The above exception was the direct cause of the following exception:
Traceback (most recent call last):
File "issue.py", line 79, in <module>
main()
File "issue.py", line 44, in main
sample = pm.sample_smc() # Exception has occurred: NotImplementedError
^^^^^^^^^^^^^^^
File "\envs\pymc\Lib\site-packages\pymc\smc\sampling.py", line 213, in sample_smc
results = run_chains_parallel(
^^^^^^^^^^^^^^^^^^^^
File "\envs\pymc\Lib\site-packages\pymc\smc\sampling.py", line 390, in run_chains_parallel
results = _starmap_with_kwargs(
^^^^^^^^^^^^^^^^^^^^^
File "\envs\pymc\Lib\site-packages\pymc\smc\sampling.py", line 417, in _starmap_with_kwargs
return pool.starmap(_apply_args_and_kwargs, args_for_starmap)
^^^^^^^^^^^^^^^^^^^^^^^^^^^^^^^^^^^^^^^^^^^^^^^^^^^^^^
File "\envs\pymc\Lib\multiprocessing\pool.py", line 375, in starmap
return self._map_async(func, iterable, starmapstar, chunksize).get()
^^^^^^^^^^^^^^^^^^^^^^^^^^^^^^^^^^^^^^^^^^^^^^^^^^^^^^^^^^^^^
File "\envs\pymc\Lib\multiprocessing\pool.py", line 774, in get
raise self._value
NotImplementedError: Logprob method not implemented for CustomDist_y_rv{0, (0, 0), floatX, False}
PyMC version information:
Python 3.11.7
pymc 5.10.0
pytensor 2.18.6
Win 10
Environment set up via conda but updated pymc and pytensor with pip
Also fails with these environments
conda_env.txt
conda_env_dev.txt
Context for the issue:
I'm testing a model which suffers from slow sampling, possibly due to expensive gradient calculations.

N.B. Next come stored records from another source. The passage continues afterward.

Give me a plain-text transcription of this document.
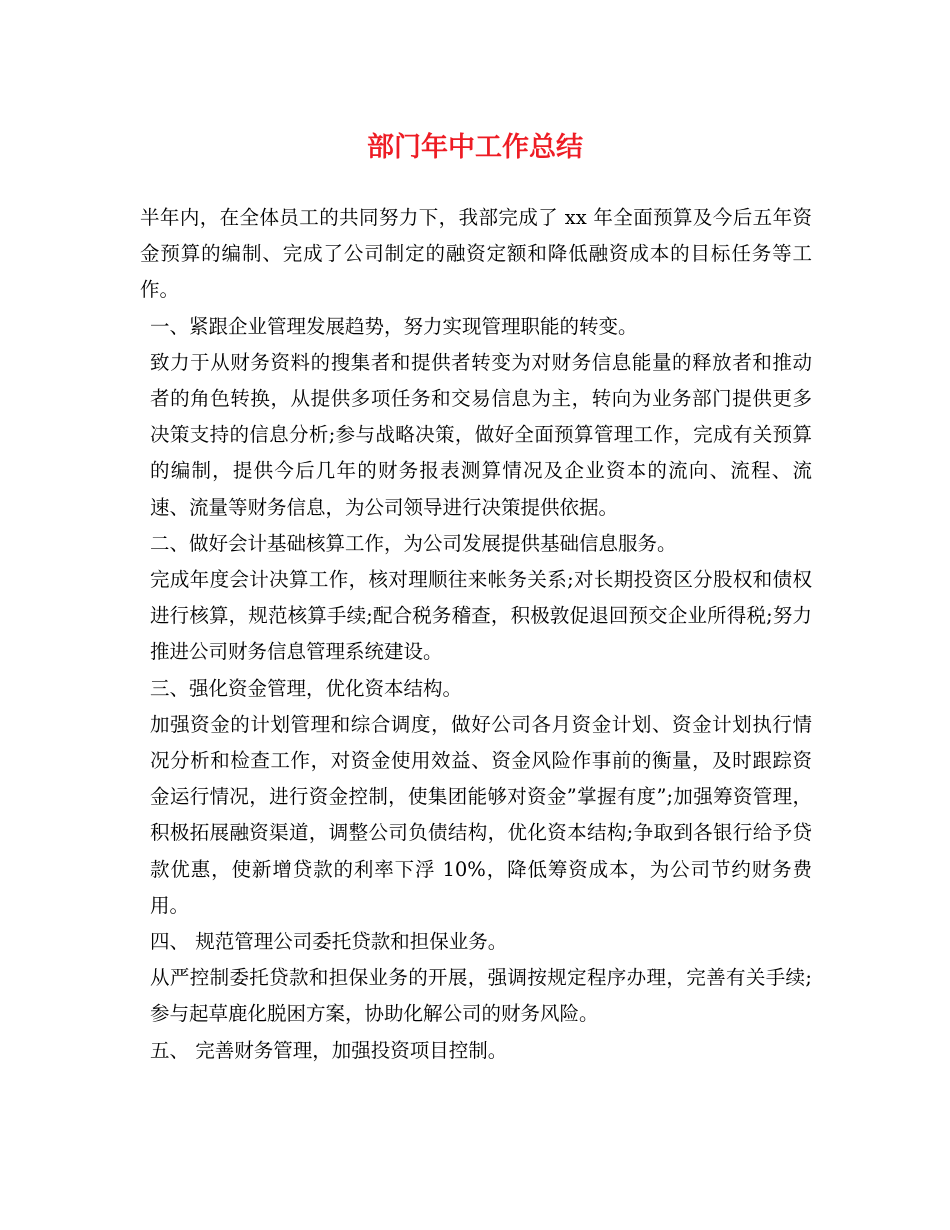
部门年中工作总结

半年内，在全体员工的共同努力下，我部完成了 xx 年全面预算及今后五年资金预算的编制、完成了公司制定的融资定额和降低融资成本的目标任务等工作。

一、紧跟企业管理发展趋势，努力实现管理职能的转变。

致力于从财务资料的搜集者和提供者转变为对财务信息能量的释放者和推动者的角色转换，从提供多项任务和交易信息为主，转向为业务部门提供更多决策支持的信息分析;参与战略决策，做好全面预算管理工作，完成有关预算的编制，提供今后几年的财务报表测算情况及企业资本的流向、流程、流速、流量等财务信息，为公司领导进行决策提供依据。

二、做好会计基础核算工作，为公司发展提供基础信息服务。

完成年度会计决算工作，核对理顺往来帐务关系;对长期投资区分股权和债权进行核算，规范核算手续;配合税务稽查，积极敦促退回预交企业所得税;努力推进公司财务信息管理系统建设。

三、强化资金管理，优化资本结构。

加强资金的计划管理和综合调度，做好公司各月资金计划、资金计划执行情况分析和检查工作，对资金使用效益、资金风险作事前的衡量，及时跟踪资金运行情况，进行资金控制，使集团能够对资金”掌握有度”;加强筹资管理，积极拓展融资渠道，调整公司负债结构，优化资本结构;争取到各银行给予贷款优惠，使新增贷款的利率下浮 10%，降低筹资成本，为公司节约财务费用。

四、 规范管理公司委托贷款和担保业务。

从严控制委托贷款和担保业务的开展，强调按规定程序办理，完善有关手续;参与起草鹿化脱困方案，协助化解公司的财务风险。

五、 完善财务管理，加强投资项目控制。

I tested SMC as a possible solution as suggested on the forums but got this error message.
Using the dist
argument could work in most cases, but there's cases when the distributions provided by pymc
are not enough. Using pm.Potential
could help with sampling but that would in turn make forward sampling less straightforward.